Let’s say the Troika was able to buy all of the PSI debt back at 30% of par. That is €62 billion of PSI debt. It would cost Greece €19 billion and would reduce debt from €258 billion to €214 billion. So that is why the Troika likes this idea. Greece would see debt outstanding drop.

That Debt Reduction is Totally Meaningless

First, why would investors who have already taken a haircut, managed to get English law treatment on the new bonds, capitulate and lock in losses at extremely low prices? The PSI was done earlier this year! It isn’t like this is something that has had time to run its course. So I expect at the prices the Troika wants, there will be few sellers. But even that isn’t the problem.

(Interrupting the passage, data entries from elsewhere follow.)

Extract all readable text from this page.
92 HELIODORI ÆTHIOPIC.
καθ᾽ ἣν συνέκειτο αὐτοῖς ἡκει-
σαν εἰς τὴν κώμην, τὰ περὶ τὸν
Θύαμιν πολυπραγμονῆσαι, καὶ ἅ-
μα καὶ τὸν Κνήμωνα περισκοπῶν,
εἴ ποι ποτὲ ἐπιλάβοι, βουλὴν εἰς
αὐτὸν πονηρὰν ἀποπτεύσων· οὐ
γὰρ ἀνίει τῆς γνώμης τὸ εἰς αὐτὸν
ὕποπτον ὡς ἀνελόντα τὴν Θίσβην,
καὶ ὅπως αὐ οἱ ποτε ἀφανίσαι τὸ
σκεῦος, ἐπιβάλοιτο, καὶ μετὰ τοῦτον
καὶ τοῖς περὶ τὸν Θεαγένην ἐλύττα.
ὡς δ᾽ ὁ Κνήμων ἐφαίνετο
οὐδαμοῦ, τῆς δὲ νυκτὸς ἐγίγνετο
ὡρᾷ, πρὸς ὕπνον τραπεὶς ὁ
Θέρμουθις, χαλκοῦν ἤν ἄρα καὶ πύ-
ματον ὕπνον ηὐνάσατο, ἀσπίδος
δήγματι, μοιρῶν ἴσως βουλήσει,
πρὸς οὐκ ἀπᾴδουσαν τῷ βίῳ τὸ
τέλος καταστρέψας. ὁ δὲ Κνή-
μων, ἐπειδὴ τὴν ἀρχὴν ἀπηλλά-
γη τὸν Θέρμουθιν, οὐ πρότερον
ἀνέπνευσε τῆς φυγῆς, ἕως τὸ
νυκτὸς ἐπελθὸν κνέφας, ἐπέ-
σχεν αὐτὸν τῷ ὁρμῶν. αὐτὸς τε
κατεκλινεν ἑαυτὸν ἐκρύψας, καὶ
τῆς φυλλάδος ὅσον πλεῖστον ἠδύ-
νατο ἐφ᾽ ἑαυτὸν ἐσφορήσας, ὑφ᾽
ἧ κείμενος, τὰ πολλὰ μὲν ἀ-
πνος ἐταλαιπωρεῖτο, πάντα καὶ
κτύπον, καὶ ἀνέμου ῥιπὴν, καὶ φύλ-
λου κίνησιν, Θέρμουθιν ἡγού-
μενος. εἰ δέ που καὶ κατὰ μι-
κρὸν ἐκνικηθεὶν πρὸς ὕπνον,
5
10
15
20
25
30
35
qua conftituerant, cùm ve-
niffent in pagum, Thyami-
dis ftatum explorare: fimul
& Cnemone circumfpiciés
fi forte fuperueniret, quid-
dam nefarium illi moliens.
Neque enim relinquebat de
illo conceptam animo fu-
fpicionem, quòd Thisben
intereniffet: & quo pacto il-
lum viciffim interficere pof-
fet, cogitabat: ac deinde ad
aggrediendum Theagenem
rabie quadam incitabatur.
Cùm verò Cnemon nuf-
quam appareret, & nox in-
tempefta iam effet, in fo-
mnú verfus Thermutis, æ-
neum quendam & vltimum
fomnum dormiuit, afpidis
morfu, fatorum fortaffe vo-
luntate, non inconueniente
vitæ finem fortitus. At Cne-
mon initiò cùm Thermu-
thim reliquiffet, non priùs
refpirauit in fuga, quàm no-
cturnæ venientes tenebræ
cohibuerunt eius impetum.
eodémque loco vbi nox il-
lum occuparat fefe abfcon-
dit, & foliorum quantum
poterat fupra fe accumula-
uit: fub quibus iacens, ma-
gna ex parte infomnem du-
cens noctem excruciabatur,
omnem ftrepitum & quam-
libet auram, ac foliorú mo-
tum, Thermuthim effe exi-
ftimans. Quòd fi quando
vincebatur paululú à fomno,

What isn’t discussed, or at least I haven’t seen, is what will the new loans to Greece look like? If the ESM is willing to lend to Greece for 20 years at 2%, then the idea is more interesting. But if the ESM is willing to do that, why not just reschedule all existing official sector debt into 20 year 2% loans?

Without knowing what maturity and rate the ESM is offering, it is hard to judge how successful the program would be. Here is a simple example:

If ESM lent at 4% for 5 years and the cost was 50% of par, Greece would be WORSE off after the program. Greece is paying 2% for the money which is 10 years or longer. If it knocked 50% of the debt off but stepped up the coupon to 4%, there would be NO annual savings. The Troika would get their “debt reduction” but it wouldn’t save Greece any money.

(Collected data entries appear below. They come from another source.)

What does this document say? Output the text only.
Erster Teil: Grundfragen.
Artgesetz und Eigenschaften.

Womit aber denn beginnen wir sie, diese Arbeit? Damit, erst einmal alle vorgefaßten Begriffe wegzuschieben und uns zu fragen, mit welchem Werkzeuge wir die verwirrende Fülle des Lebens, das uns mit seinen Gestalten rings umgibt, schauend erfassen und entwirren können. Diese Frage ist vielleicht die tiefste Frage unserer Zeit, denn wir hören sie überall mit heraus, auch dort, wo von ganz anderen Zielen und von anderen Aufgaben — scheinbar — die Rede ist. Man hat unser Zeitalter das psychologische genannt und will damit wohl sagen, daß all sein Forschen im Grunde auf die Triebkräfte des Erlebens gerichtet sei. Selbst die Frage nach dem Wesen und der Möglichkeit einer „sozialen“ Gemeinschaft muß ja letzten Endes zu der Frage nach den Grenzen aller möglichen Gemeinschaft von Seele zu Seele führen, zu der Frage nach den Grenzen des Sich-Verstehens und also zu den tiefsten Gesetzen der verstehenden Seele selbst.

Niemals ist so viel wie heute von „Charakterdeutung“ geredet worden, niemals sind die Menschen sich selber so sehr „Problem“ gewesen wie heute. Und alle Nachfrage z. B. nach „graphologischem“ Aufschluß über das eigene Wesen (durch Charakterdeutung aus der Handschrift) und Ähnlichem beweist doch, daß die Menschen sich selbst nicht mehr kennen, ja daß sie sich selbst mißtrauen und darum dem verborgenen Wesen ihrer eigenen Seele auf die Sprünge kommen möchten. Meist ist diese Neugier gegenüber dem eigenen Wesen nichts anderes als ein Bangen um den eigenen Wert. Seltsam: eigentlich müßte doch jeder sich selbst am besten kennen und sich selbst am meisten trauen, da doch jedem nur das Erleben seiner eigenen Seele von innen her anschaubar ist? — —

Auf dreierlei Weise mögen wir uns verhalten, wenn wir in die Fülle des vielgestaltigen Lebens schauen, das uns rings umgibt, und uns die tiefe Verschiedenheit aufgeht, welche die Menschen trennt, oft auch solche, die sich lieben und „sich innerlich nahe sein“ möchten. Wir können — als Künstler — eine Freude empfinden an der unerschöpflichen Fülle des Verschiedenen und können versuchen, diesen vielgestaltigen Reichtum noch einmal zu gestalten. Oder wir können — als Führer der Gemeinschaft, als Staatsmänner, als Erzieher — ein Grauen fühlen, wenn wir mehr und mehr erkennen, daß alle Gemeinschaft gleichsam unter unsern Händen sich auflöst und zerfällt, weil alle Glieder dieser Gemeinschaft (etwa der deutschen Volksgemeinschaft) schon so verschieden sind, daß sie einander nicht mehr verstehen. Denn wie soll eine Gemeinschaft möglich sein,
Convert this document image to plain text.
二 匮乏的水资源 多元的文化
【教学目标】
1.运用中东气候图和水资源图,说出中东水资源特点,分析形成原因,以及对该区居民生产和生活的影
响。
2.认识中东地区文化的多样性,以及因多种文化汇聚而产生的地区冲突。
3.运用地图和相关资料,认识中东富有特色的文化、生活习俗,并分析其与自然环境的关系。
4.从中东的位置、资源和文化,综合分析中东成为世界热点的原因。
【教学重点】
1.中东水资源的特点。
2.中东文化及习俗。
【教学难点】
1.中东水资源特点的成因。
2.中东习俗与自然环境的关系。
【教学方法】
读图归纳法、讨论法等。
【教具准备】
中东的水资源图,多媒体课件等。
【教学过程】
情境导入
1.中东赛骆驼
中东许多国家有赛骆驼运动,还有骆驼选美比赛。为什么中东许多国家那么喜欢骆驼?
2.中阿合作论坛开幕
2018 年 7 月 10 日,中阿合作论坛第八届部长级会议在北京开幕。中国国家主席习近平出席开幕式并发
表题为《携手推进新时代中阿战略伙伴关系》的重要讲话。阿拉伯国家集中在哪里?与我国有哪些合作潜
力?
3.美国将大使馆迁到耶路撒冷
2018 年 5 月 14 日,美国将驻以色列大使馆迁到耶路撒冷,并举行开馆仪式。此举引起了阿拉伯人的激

Worse than that, instead of having 10 years before making the first redemption payment on a PSI bond, the entirety would come due in 5 years. That is far worse from Greek perspective.

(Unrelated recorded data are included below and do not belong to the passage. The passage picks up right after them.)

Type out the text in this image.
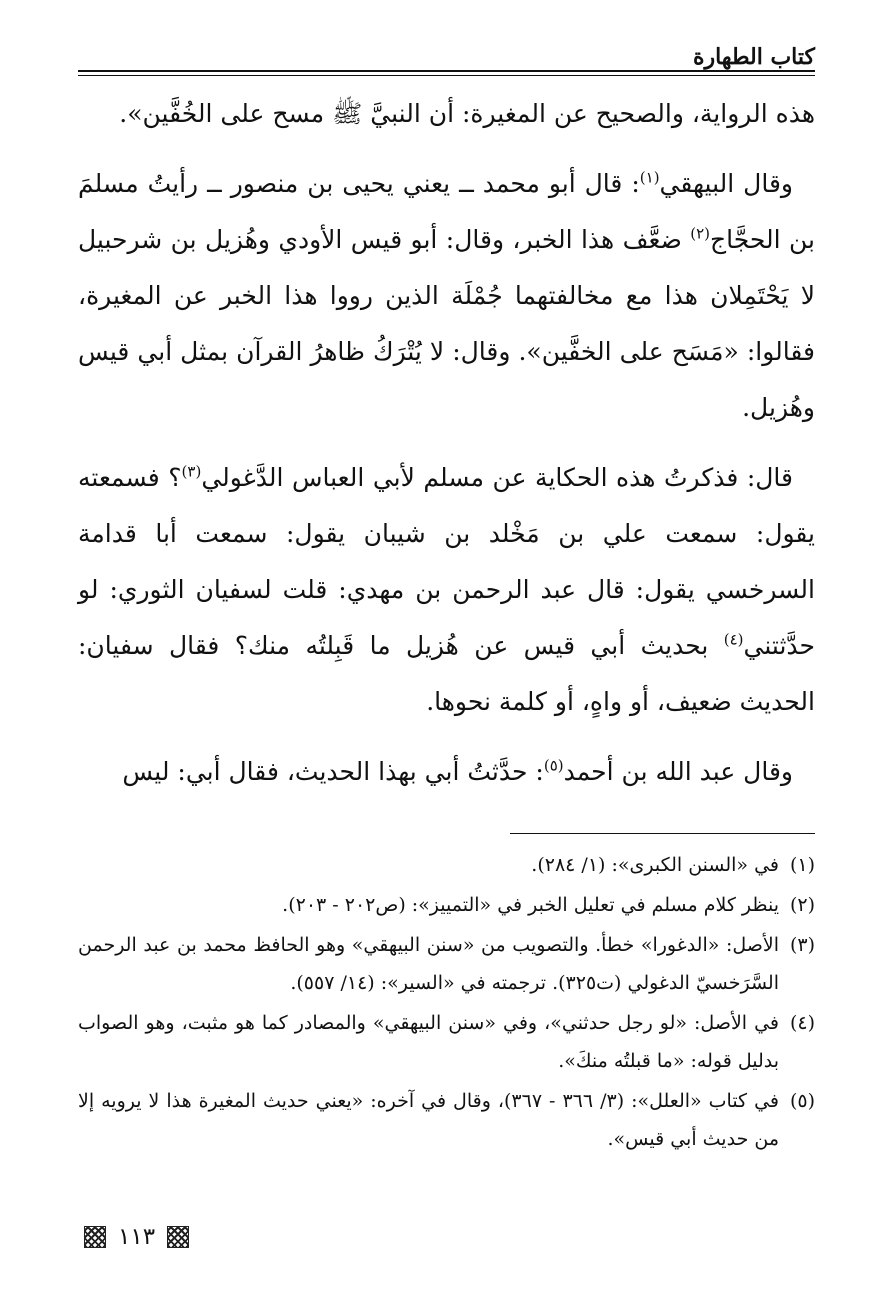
كتاب الطهارة

هذه الرواية، والصحيح عن المغيرة: أن النبيَّ ﷺ مسح على الخُفَّين».

وقال البيهقي$^{(١)}$: قال أبو محمد ــ يعني يحيى بن منصور ــ رأيتُ مسلمَ بن الحجَّاج$^{(٢)}$ ضعَّف هذا الخبر، وقال: أبو قيس الأودي وهُزيل بن شرحبيل لا يَحْتَمِلان هذا مع مخالفتهما جُمْلَة الذين رووا هذا الخبر عن المغيرة، فقالوا: «مَسَح على الخفَّين». وقال: لا يُتْرَكُ ظاهرُ القرآن بمثل أبي قيس وهُزيل.

قال: فذكرتُ هذه الحكاية عن مسلم لأبي العباس الدَّغولي$^{(٣)}$؟ فسمعته يقول: سمعت علي بن مَخْلد بن شيبان يقول: سمعت أبا قدامة السرخسي يقول: قال عبد الرحمن بن مهدي: قلت لسفيان الثوري: لو حدَّثتني$^{(٤)}$ بحديث أبي قيس عن هُزيل ما قَبِلتُه منك؟ فقال سفيان: الحديث ضعيف، أو واهٍ، أو كلمة نحوها.

وقال عبد الله بن أحمد$^{(٥)}$: حدَّثتُ أبي بهذا الحديث، فقال أبي: ليس

(١)
في «السنن الكبرى»: (١/ ٢٨٤).
(٢)
ينظر كلام مسلم في تعليل الخبر في «التمييز»: (ص٢٠٢ - ٢٠٣).
(٣)
الأصل: «الدغورا» خطأ. والتصويب من «سنن البيهقي» وهو الحافظ محمد بن عبد الرحمن السَّرَخسيّ الدغولي (ت٣٢٥). ترجمته في «السير»: (١٤/ ٥٥٧).
(٤)
في الأصل: «لو رجل حدثني»، وفي «سنن البيهقي» والمصادر كما هو مثبت، وهو الصواب بدليل قوله: «ما قبلتُه منكَ».
(٥)
في كتاب «العلل»: (٣/ ٣٦٦ - ٣٦٧)، وقال في آخره: «يعني حديث المغيرة هذا لا يرويه إلا من حديث أبي قيس».
١١٣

What is the Average Purchase Price of the ECB’s Holdings?

Why not sell the ECB holdings to the ESM at cost. No “losses” in that case. No “financing”. If the average purchase price is 85% (reasonable assumption) that would know $10 billion off the debt right there.

If the ESM would lend for 10 years at 2% on that, then annual coupon drops and redemption is pushed off. Great for Greece.

Except for HUGE AND GENEROUS AND LUXURIOUS Lifestyle, why does IMF need profit?

I’m not sure what the IMF does anymore, but it does seem to be morphing itself into something that looks more like a James Bond villain than an international group helping promote stability. Seriously, have you seen their “lair”?

Another obvious spot to extend and do this at “cost” which seems to be about 0%.

Official Sector Debt Forgiveness is Coming

The buyback program is largely stupid, will be ineffectual, and highlights how unwilling the Troika is to think like an actual creditor. They live in a world devoid of reality, for now, but that ability to ignore reality is chipped away at daily, and they will eventually accept involvement in trying to give Greece a workable program. That will be good for the Greek people and the PSI bonds. As I have written before, Greece could help themselves by working on some actual alternatives, rather than showing up at the negotiating table with empty threats and a bailout cup.